No todos los problemas de salud se ven. Algunas dolencias, especialmente las autoinmunes, alteran profundamente la vida de quien las padece sin que exista una apariencia externa que lo delate. Eso fue precisamente lo que ocurrió con una trabajadora que, tras años luchando contra una enfermedad degenerativa y silenciada, ha logrado que los tribunales reconozcan lo que la administración le negaba: su imposibilidad real para trabajar.
La afectada, una mujer de 49 años que ejercía como recepcionista, sufre una enfermedad autoinmune de carácter mixto que le provoca, entre otras secuelas, incontinencia fecal severa, temblores, pérdida auditiva, afección neurológica y un riesgo constante de infecciones. En un primer momento, el Instituto Nacional de la Seguridad Social (INSS) le reconoció únicamente la incapacidad permanente total, lo que suponía una pensión del 55 % de su base reguladora. Sin embargo, el Tribunal Superior de Justicia de Madrid (TSJM) ha revocado esa resolución y le ha otorgado la incapacidad permanente absoluta, con derecho a una pensión del 100 % y efectos retroactivos desde diciembre de 2021.
El caso ha sido defendido por el letrado Graciano Tamame, del despacho Toro Abogados, especializado en derecho laboral y de la Seguridad Social. La estrategia del abogado fue demostrar que la gravedad de las dolencias de su clienta —en especial la incontinencia, la debilidad generalizada y la inmunodepresión— hacen inviable el desarrollo de cualquier actividad profesional con eficacia y continuidad. El tribunal ha asumido íntegramente esta argumentación, considerando que incluso una labor liviana, como la de recepcionista, resulta imposible en su estado actual.
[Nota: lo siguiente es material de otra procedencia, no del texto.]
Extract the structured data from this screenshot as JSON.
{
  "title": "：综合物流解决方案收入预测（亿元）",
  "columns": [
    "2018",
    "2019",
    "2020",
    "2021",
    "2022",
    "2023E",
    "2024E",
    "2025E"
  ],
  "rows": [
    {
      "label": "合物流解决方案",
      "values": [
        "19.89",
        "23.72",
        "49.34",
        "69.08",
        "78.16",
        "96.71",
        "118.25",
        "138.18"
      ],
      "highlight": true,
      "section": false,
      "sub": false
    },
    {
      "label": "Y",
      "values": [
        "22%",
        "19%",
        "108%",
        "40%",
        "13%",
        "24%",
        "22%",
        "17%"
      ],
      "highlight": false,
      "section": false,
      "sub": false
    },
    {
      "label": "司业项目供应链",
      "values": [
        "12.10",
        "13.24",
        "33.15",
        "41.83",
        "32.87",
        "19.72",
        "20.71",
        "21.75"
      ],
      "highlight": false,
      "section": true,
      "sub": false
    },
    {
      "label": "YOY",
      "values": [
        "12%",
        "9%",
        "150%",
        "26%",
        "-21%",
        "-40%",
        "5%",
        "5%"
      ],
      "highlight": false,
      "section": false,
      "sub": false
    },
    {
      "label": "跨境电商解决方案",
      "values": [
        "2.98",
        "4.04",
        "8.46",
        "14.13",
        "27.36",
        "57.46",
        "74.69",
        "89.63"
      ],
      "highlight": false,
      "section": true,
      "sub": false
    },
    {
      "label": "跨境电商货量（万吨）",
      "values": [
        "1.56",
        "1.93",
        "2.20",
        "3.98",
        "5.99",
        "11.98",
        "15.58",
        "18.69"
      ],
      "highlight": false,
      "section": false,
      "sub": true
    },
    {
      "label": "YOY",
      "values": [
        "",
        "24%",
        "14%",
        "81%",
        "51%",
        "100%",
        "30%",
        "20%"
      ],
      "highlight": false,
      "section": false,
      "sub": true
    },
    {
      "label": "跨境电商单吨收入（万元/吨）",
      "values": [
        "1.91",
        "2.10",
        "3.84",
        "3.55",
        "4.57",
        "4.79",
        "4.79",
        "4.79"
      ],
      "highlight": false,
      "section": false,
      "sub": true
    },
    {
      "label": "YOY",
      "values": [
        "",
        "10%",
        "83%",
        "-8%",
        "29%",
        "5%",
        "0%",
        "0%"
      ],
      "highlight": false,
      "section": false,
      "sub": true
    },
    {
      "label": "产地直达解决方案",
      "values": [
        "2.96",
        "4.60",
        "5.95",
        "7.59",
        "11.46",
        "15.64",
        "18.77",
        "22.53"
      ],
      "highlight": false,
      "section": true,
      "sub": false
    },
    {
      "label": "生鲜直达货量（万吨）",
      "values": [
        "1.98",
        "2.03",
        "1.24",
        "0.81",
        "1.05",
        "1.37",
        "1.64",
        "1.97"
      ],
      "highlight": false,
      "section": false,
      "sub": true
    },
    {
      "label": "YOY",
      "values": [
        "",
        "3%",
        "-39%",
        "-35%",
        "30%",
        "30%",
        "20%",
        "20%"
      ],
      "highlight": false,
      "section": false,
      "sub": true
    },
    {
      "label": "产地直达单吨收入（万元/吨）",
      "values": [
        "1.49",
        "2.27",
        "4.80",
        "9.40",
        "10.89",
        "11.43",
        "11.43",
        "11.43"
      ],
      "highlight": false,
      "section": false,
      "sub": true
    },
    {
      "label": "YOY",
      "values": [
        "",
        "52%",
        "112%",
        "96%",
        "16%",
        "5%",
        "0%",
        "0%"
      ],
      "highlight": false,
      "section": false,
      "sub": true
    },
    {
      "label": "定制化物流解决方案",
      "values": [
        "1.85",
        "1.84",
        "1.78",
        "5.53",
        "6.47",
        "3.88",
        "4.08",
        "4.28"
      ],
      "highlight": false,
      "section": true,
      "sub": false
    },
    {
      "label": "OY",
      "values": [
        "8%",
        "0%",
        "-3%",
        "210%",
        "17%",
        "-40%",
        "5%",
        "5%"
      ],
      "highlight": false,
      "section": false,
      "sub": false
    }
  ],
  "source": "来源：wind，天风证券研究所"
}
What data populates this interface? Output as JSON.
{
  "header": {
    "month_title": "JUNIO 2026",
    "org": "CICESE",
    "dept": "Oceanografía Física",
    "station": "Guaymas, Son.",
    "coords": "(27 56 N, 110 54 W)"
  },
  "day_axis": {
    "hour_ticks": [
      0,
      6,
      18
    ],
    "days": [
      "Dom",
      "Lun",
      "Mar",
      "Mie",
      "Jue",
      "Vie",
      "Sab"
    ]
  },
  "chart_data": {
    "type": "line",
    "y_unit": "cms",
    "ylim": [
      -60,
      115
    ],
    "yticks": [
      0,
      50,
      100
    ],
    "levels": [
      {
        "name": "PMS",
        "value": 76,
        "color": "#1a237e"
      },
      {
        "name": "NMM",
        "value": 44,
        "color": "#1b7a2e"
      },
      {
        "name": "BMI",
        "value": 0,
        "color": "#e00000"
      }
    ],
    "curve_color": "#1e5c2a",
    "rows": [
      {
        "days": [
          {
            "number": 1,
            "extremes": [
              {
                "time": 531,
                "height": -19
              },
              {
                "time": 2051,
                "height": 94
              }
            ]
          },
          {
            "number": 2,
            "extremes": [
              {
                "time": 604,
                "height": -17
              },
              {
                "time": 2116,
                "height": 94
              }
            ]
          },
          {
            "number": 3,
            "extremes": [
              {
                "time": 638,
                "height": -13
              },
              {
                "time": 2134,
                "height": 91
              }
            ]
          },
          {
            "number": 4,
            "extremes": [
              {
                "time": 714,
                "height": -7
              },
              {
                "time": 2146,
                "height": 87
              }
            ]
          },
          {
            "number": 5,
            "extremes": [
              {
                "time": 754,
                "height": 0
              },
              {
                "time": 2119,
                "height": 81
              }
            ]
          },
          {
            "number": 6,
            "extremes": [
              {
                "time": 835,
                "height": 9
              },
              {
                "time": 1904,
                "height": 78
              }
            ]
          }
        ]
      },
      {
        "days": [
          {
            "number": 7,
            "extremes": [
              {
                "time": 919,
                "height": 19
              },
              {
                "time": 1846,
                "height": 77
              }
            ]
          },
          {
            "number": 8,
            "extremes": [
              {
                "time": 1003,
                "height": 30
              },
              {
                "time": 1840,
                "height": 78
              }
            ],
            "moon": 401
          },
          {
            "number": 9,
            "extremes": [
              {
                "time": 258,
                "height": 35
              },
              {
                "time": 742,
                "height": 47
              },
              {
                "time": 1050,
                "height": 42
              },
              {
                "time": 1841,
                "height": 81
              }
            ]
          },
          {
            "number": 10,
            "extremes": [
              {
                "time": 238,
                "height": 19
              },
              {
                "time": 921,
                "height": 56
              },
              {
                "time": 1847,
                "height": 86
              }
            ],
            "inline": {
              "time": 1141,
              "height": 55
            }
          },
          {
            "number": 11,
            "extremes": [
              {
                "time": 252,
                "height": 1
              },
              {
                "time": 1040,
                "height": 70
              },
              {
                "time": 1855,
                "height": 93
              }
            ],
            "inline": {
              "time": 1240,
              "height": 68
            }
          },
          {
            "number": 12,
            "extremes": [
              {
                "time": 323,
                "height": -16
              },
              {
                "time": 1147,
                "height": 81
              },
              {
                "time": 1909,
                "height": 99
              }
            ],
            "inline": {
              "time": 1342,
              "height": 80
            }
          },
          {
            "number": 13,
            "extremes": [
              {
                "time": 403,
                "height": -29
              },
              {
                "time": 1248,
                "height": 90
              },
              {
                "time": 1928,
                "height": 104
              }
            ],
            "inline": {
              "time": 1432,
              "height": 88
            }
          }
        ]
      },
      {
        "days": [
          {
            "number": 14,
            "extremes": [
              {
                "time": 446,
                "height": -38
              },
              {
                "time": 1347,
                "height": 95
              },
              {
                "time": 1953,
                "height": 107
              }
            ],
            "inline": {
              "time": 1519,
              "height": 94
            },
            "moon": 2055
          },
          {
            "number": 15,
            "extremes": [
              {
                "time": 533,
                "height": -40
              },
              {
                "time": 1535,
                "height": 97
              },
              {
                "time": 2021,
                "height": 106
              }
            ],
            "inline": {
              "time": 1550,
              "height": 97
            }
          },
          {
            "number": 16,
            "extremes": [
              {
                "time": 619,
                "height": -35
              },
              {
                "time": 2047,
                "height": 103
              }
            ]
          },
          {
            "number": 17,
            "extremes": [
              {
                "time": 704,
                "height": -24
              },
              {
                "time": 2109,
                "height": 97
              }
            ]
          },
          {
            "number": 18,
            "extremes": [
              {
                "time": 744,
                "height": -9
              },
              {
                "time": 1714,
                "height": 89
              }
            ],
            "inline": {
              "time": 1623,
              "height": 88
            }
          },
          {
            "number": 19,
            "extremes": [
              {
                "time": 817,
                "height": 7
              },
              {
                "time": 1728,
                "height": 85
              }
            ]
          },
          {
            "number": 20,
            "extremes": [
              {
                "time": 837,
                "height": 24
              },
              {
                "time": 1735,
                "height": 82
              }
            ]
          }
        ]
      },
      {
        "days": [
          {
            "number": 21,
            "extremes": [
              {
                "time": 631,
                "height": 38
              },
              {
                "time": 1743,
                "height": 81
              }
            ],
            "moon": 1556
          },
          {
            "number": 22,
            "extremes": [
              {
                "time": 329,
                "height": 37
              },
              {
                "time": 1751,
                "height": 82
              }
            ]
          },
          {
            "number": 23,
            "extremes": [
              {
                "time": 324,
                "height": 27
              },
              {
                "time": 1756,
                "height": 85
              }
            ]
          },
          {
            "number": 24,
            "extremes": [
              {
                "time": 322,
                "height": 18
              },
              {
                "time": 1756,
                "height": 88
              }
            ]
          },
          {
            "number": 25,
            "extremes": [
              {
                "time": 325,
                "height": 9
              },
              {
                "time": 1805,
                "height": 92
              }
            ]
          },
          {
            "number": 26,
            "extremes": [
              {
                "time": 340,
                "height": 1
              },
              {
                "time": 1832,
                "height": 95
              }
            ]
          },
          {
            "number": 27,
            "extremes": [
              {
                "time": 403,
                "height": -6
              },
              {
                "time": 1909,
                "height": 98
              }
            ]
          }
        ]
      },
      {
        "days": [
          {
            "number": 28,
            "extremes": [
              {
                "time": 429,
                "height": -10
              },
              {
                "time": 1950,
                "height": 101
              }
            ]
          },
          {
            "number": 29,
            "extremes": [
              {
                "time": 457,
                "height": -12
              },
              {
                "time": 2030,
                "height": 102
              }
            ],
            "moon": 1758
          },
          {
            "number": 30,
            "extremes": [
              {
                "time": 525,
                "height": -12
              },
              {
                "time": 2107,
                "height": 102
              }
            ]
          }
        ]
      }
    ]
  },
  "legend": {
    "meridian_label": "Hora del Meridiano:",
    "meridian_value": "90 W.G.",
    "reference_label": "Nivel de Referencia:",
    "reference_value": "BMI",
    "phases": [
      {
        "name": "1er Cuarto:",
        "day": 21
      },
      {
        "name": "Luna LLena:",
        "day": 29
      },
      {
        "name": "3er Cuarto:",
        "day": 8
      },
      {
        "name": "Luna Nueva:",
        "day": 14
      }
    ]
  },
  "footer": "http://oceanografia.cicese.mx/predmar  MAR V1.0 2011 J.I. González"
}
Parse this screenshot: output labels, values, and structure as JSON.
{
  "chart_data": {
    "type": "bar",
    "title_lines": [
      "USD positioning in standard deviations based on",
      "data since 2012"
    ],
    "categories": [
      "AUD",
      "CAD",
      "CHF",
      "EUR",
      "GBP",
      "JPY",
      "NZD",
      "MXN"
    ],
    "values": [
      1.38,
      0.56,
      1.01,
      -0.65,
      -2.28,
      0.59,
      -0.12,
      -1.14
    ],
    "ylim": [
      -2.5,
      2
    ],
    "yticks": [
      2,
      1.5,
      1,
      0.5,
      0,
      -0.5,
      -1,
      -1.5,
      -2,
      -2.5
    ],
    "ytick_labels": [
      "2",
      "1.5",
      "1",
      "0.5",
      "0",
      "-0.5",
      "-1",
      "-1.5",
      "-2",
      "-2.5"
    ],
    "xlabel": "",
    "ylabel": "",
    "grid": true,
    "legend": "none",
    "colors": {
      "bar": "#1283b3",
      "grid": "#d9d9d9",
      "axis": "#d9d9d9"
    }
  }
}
Los informes médicos fueron clave para demostrar que la situación clínica de la trabajadora no tiene expectativas de mejora y que la mera exposición al entorno laboral podría suponer un riesgo infeccioso constante. De hecho, tal como recoge la sentencia, la paciente puede llegar a necesitar acudir al baño hasta ocho veces al día, lo que no solo impide una jornada regular, sino que también compromete su dignidad y bienestar en un entorno de trabajo.
La resolución condena al INSS y a la Tesorería General de la Seguridad Social a abonar a la trabajadora una pensión vitalicia de 3.220,89 euros mensuales, en 14 pagas, además de los atrasos e intereses legales desde el 1 de diciembre de 2021. Se trata de una resolución importante no solo por el reconocimiento económico, sino también por la sensibilidad mostrada por el tribunal hacia un tipo de patología que a menudo pasa desapercibida o es minimizada en los procedimientos administrativos.
Aunque este caso se ha juzgado en Madrid, tiene un valor ejemplar que puede interesar también a lectores de entornos rurales como el Somontano o el Alto Aragón. Muchas personas que viven con enfermedades crónicas en zonas como la provincia de Huesca, a menudo lejos de centros médicos de referencia o con menor acceso a asesoramiento especializado, se enfrentan a procesos largos, frustrantes y, en ocasiones, injustos. Sentencias como esta demuestran que recurrir a profesionales cualificados y persistir en la vía legal puede dar frutos reales.
Desde el despacho de Toro Abogados se subraya que no se trata de un caso aislado. Las enfermedades invisibles, como las autoinmunes, neurológicas o digestivas, pueden generar una limitación funcional severa, aunque no siempre se perciban externamente. La clave está en aportar pruebas sólidas, informes médicos bien fundamentados y una defensa jurídica firme que sepa interpretar y presentar adecuadamente el caso ante los tribunales.
Graciano Tamame, el abogado que ha llevado la defensa, destaca la importancia de visibilizar este tipo de situaciones, ya que muchas personas se resignan a pensiones reducidas o ni siquiera reclaman sus derechos por desconocimiento o falta de recursos.
Este fallo del TSJM, además de suponer una reparación económica, envía un mensaje claro: ninguna dolencia debe ser infravalorada solo porque no sea evidente a simple vista. Y ningún trabajador debería verse obligado a seguir en activo cuando su salud, dignidad y bienestar están en juego.